Noch inniger als die Panzerknacker sehnen sich Filmemacher nach dem perfekten Bankraub. Anders als ein Verbrechen aus Habsucht oder Leidenschaft, erfordert er ein hohes Maß an Vorbereitung und bietet dem Tüftler ebenso einen Anreiz wie dem Logistiker und dem Ästheten. Eine gut geölte Maschinerie aus erzählerischen Winkelzügen und verblüffenden Effekten ist im Idealfall auch das Caper-Movie, das von solch ausgeklügelten Verbrechen handelt. Wobei sich mittlerweile die Ansicht durchgesetzt zu haben scheint, dass jeder Tresorraum eine Bühne und der perfekte Raub am besten nicht von einem Theatercoup zu unterscheiden ist. Auch »The Inside Man« reiht sich in diese Phalanx ein - allerdings hieße sein Regisseur nicht Spike Lee, wenn er der ästhetischen Selbstgenügsamkeit des Genres nicht die eine oder andere Botschaft untergejubelt hätte.

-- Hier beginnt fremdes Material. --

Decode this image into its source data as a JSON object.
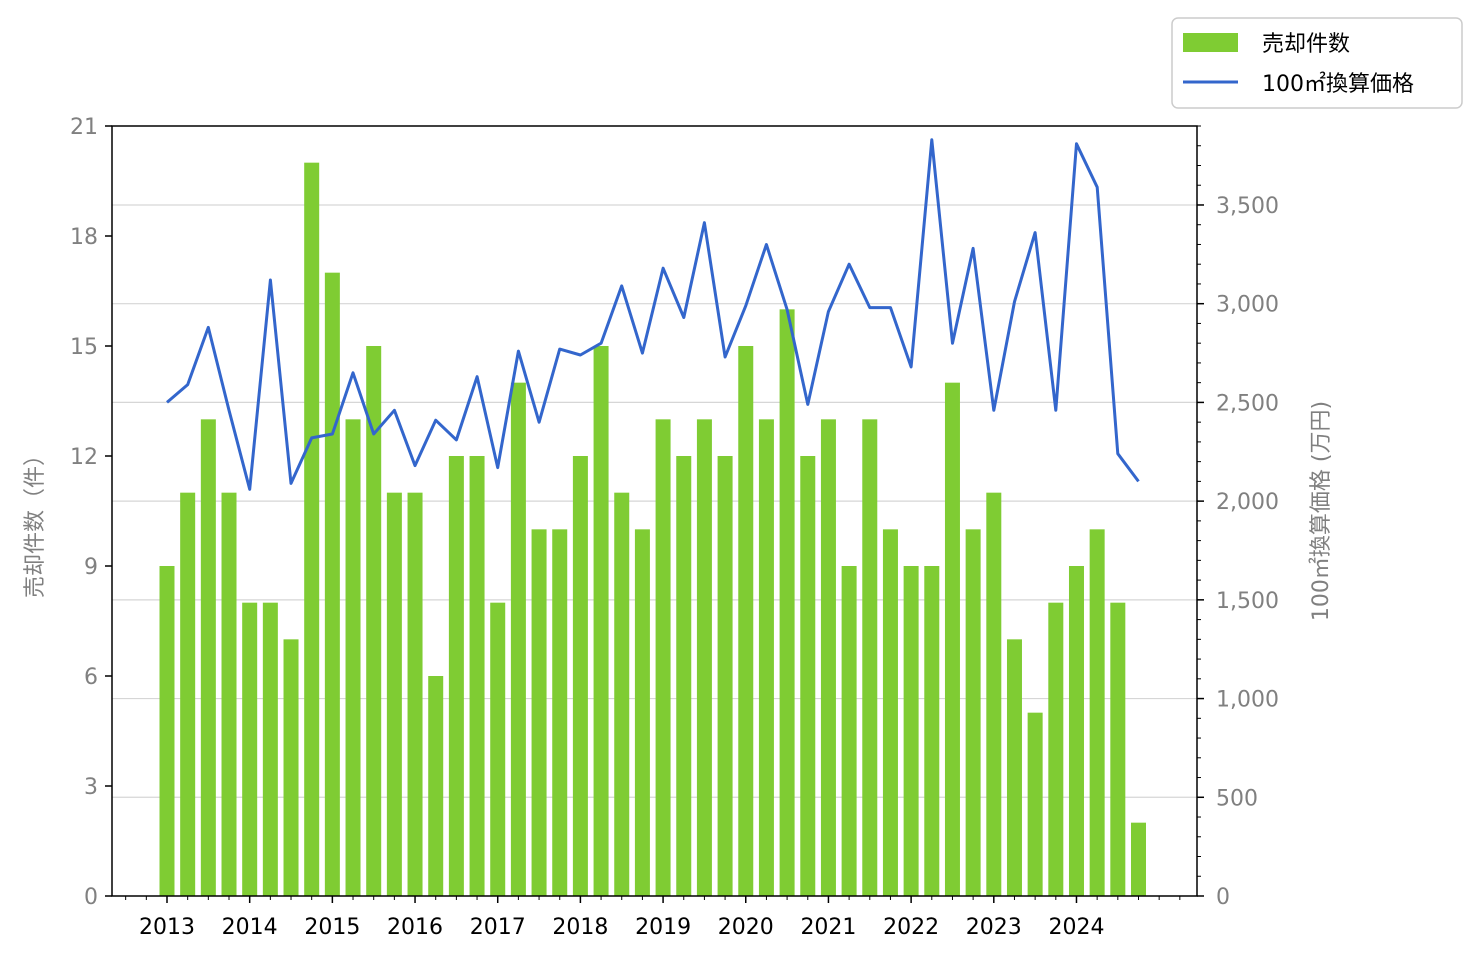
{
  "chart_data": {
    "type": "bar+line",
    "title": "",
    "xlabel": "",
    "ylabel_left": "売却件数（件）",
    "ylabel_right": "100㎡換算価格 (万円)",
    "ylim_left": [
      0,
      21
    ],
    "ylim_right": [
      0,
      3900
    ],
    "yticks_left": [
      0,
      3,
      6,
      9,
      12,
      15,
      18,
      21
    ],
    "yticks_right": [
      0,
      500,
      1000,
      1500,
      2000,
      2500,
      3000,
      3500
    ],
    "yticks_right_labels": [
      "0",
      "500",
      "1,000",
      "1,500",
      "2,000",
      "2,500",
      "3,000",
      "3,500"
    ],
    "x_tick_years": [
      "2013",
      "2014",
      "2015",
      "2016",
      "2017",
      "2018",
      "2019",
      "2020",
      "2021",
      "2022",
      "2023",
      "2024"
    ],
    "grid": "horizontal",
    "legend_position": "top-right",
    "bar_color": "#7fcc33",
    "line_color": "#3366cc",
    "series": [
      {
        "name": "売却件数",
        "type": "bar",
        "axis": "left",
        "values": [
          9,
          11,
          13,
          11,
          8,
          8,
          7,
          20,
          17,
          13,
          15,
          11,
          11,
          6,
          12,
          12,
          8,
          14,
          10,
          10,
          12,
          15,
          11,
          10,
          13,
          12,
          13,
          12,
          15,
          13,
          16,
          12,
          13,
          9,
          13,
          10,
          9,
          9,
          14,
          10,
          11,
          7,
          5,
          8,
          9,
          10,
          8,
          2
        ]
      },
      {
        "name": "100㎡換算価格",
        "type": "line",
        "axis": "right",
        "values": [
          2500,
          2590,
          2880,
          2460,
          2060,
          3120,
          2090,
          2320,
          2340,
          2650,
          2340,
          2460,
          2180,
          2410,
          2310,
          2630,
          2170,
          2760,
          2400,
          2770,
          2740,
          2800,
          3090,
          2750,
          3180,
          2930,
          3410,
          2730,
          2990,
          3300,
          2970,
          2490,
          2960,
          3200,
          2980,
          2980,
          2680,
          3830,
          2800,
          3280,
          2460,
          3010,
          3360,
          2460,
          3810,
          3590,
          2240,
          2100
        ]
      }
    ]
  }
}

Die ersten Bilder des Films scheinen das Ende bereits vorwegzunehmen: Dalton Russel (Clive Owen), den wir noch als gewieften Anführer kennen lernen werden, sitzt vor einer Zellenwand und sinniert über das Wann, das Warum und vor allem das Wie seines letzten großen Bruchs. Dann sehen wir auch schon, wie ein Lieferwagen vor einer in Manhattan gelegenen Bank vorfährt, drei maskierte Männer und eine maskierte Frau aussteigen und mit vorgehaltener Waffe die Filiale überfallen. In aller Seelenruhe verrammeln sie die Türen, schalten die Überwachungskameras aus, scheuchen die gut dreißig Angestellten und Kunden ins untere Geschoss und verständigen dann die Polizei. Allem Anschein nach weiß diese Viererbande, was sie tut, obwohl sie das im Tresorraum gestapelte Papiergeld kaum eines Blickes würdigt. Statt zu raffen, was sie tragen können, graben die Bankräuber erst einmal ein Loch, stecken ihre Geiseln in Einheitsuniformen und machen sich für die anstehenden Verhandlungen bereit.

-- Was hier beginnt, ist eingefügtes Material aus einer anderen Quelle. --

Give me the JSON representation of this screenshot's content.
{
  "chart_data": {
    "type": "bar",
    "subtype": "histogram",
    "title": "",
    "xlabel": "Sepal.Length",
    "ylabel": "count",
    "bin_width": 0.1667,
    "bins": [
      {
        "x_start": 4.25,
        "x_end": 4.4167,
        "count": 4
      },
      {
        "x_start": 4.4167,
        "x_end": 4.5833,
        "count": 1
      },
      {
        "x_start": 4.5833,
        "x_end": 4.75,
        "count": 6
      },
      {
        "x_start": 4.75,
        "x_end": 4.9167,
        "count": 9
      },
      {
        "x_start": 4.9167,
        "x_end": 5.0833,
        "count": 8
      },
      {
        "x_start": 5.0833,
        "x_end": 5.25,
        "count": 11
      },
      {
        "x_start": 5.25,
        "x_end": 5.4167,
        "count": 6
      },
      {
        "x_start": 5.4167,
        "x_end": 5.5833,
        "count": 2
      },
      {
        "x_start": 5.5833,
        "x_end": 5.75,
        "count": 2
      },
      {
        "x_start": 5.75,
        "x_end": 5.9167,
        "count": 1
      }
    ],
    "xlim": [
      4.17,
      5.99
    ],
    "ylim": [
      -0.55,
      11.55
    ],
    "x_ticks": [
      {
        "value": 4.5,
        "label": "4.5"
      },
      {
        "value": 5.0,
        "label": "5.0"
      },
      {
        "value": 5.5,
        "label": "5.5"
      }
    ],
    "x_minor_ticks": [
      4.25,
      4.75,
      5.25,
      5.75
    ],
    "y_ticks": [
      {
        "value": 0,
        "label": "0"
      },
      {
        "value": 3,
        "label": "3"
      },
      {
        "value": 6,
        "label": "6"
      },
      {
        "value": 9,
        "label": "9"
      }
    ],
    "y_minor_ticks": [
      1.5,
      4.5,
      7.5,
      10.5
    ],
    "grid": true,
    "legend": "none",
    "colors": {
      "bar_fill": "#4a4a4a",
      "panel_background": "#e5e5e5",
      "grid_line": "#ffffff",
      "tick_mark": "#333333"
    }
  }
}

Alltäglicher Rassismus, komödiantisch interpretiert

Wenig überraschend ist »The Inside Man« vor allem ein virtuoses Katz und Maus-Spiel zwischen dem Gangster und seinem von Denzel Washington verkörperten Widersacher – vermutlich kennen Hollywoods Drehbuchautoren das polizeipsychologische Handbuch für Geiselnahmen mittlerweile auswendig. Ergänzt wird die Kleinkriegsroutine von diversen Nebenhandlungen, in denen Lee sein Lieblingsthema, alltäglichen Rassismus, diesmal recht komödiantisch interpretiert, und von einer in die höchsten politischen Kreise reichenden Intrige. Genaues erfährt man zunächst nicht, aber immerhin schickt ein dubioser Bankvorstand (Christopher Plummer) eine elegante Frau für’s Grobe (Jodie Foster) an den Tatort, um den Verbleib eines Dokuments zu klären.

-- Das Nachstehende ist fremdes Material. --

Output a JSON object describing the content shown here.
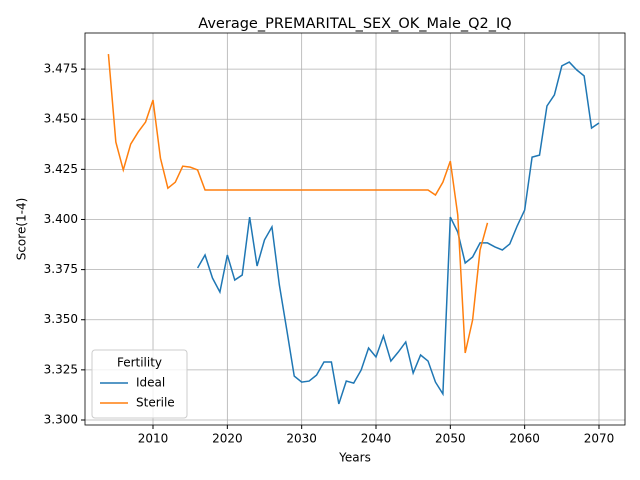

Nach seinem großartigen Nationalepos »25th Hour« und der Besamungsfarce »She Hate Me«, die es in Deutschland nicht ins Kino geschafft hat, bedient Spike Lee nun eher das klassische Genrekino. Die ganz große Leidenschaft legt er zwar nicht an den Tag, doch dank seiner Vorliebe für erzählerische Turbulenzen ist ein höchst unterhaltsamer Film dabei herausgekommen. Für ein Caper-Movie ist »The Inside Man« nur knapp überdurchschnittlich gewitzt, dafür aber ungewohnt sardonisch. Insbesondere auf den Fluren der Macht versprüht Lee sein satirisches Gift und hat dabei in Jodie Foster und Christopher Plummer zwei für ihre Unerschrockenheit bekannte Gewährsleute gewonnen; Clive Owen spielt das Einbruchsgenie als hätte er nie etwas anderes getan, und Denzel Washington changiert in seiner Rolle als Gesetzeshüter augenzwinkernd zwischen Frank Capra und Film Noir. Ach ja, eine Moral hat die Geschichte auch noch: Die Großen hängt man, die Kleinen lässt man laufen.

Inside Man (dto) USA 06, R: Spike Lee, D: Denzel Washington, Clive Owen, Jodie Foster, 129 Min. Start: 23.3.